I also came from ProCurve Manager. I really liked PCM- it was a fairly tight and functional gui based management system and so was a bit put off by my initial exposure to iMC, and annoyed to find PCM discontinued.

But I set up a parallel system and within a couple of months had almost all of my same functionality replicated in iMC. Fortunately the procurve stuff is well supported.. My setup includes not only switch management but full 802.1x and MAC port and WIfi authentication, assigning VLANs and other access related configurations based on user identity.

Since then in the year and a half I've been running in production, i don't miss PCM at all - iMc does so much more than PCM ever did. And across a wider scope of devices and vendors - even the vmWare functionality is pretty decent. The topology stuff is really nice. Yes its a bit rough in spots and yes the documentation can be a bit vague.

Its extensible. As a lapsed coder, I can bend the existing bits in most cases to work my oddball stuff without much effort. As an alarm, snmp and sflow aggregator its great for troubleshooting and provides some useful reporting. While other more specific tools can do some better drill down, I do almost all of my broad level managment in imc.

Could it be better? Yes. HP should do more to support and evolve this tool - but whether to spend resources on adding more functionality, unifying the existing functionality, fixing the bugs or just prettying it up is a tough call. I lean towards more bug fixing, but unifying/rationalizing some of the odd UI discrepencies between the various modules wouldn't hurt as it can be a bit confusing to navigate.
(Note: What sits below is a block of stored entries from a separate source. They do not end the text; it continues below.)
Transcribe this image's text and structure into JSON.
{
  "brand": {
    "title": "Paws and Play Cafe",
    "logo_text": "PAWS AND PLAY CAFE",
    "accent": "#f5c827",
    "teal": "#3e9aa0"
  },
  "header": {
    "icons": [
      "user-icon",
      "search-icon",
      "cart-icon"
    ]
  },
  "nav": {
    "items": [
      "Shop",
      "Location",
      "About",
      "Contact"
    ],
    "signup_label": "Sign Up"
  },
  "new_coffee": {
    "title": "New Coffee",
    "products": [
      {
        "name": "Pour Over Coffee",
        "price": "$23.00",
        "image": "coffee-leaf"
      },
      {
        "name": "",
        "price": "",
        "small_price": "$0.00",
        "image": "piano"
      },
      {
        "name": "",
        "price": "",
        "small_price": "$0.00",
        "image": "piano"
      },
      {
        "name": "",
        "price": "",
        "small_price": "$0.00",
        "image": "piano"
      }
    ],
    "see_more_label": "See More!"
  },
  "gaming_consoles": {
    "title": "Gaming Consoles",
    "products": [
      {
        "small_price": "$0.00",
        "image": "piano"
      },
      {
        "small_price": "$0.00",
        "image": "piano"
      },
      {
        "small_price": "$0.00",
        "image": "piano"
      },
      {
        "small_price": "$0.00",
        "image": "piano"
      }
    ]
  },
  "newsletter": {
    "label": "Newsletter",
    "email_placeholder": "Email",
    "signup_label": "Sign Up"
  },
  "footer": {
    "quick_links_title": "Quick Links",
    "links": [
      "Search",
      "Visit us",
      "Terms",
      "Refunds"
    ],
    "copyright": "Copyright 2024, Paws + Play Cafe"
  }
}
I agree the ssh solution is clunky and pcm did it better. You can specify something other than putty. I found it did a better job with a telnet client - its seamless with the default MS client. So the workaround for me was to use the management vlan and restrict access to that vlan to just the consoles and use telnet instead. Not everyone wants to do that.
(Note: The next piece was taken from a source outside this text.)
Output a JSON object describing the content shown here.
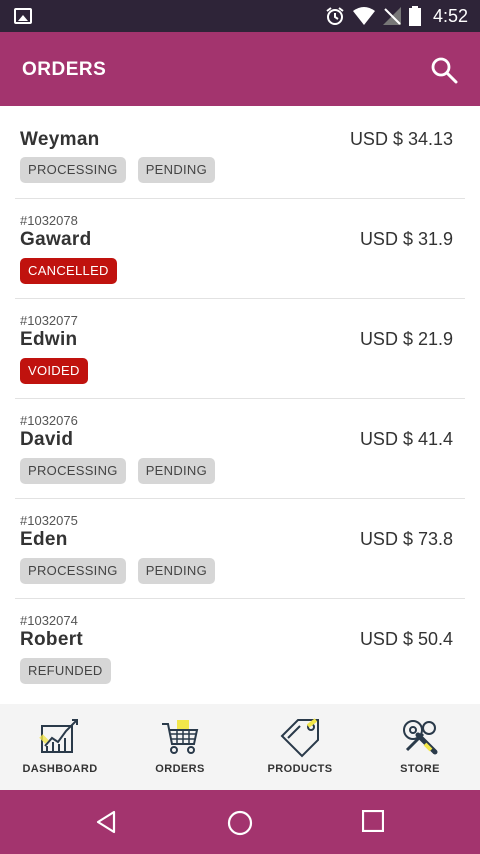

Don't work for HP and I own a multivendor portfolio - just my experience so far. At the time HP made the PCM to Imc transition fairly affordable so I went there, and have been reasonably satisfied. Hope you find something that works for you.

gjames-smu
Advisor

Re: Am I missing something with this application

I usually stay away from this forum but if anyone wants to know kitty is a nice ssh handler.

http://www.9bis.net/kitty/?page=SSH%20Handler&zone=en

It wont work with IMC but it does work from other web based solutions.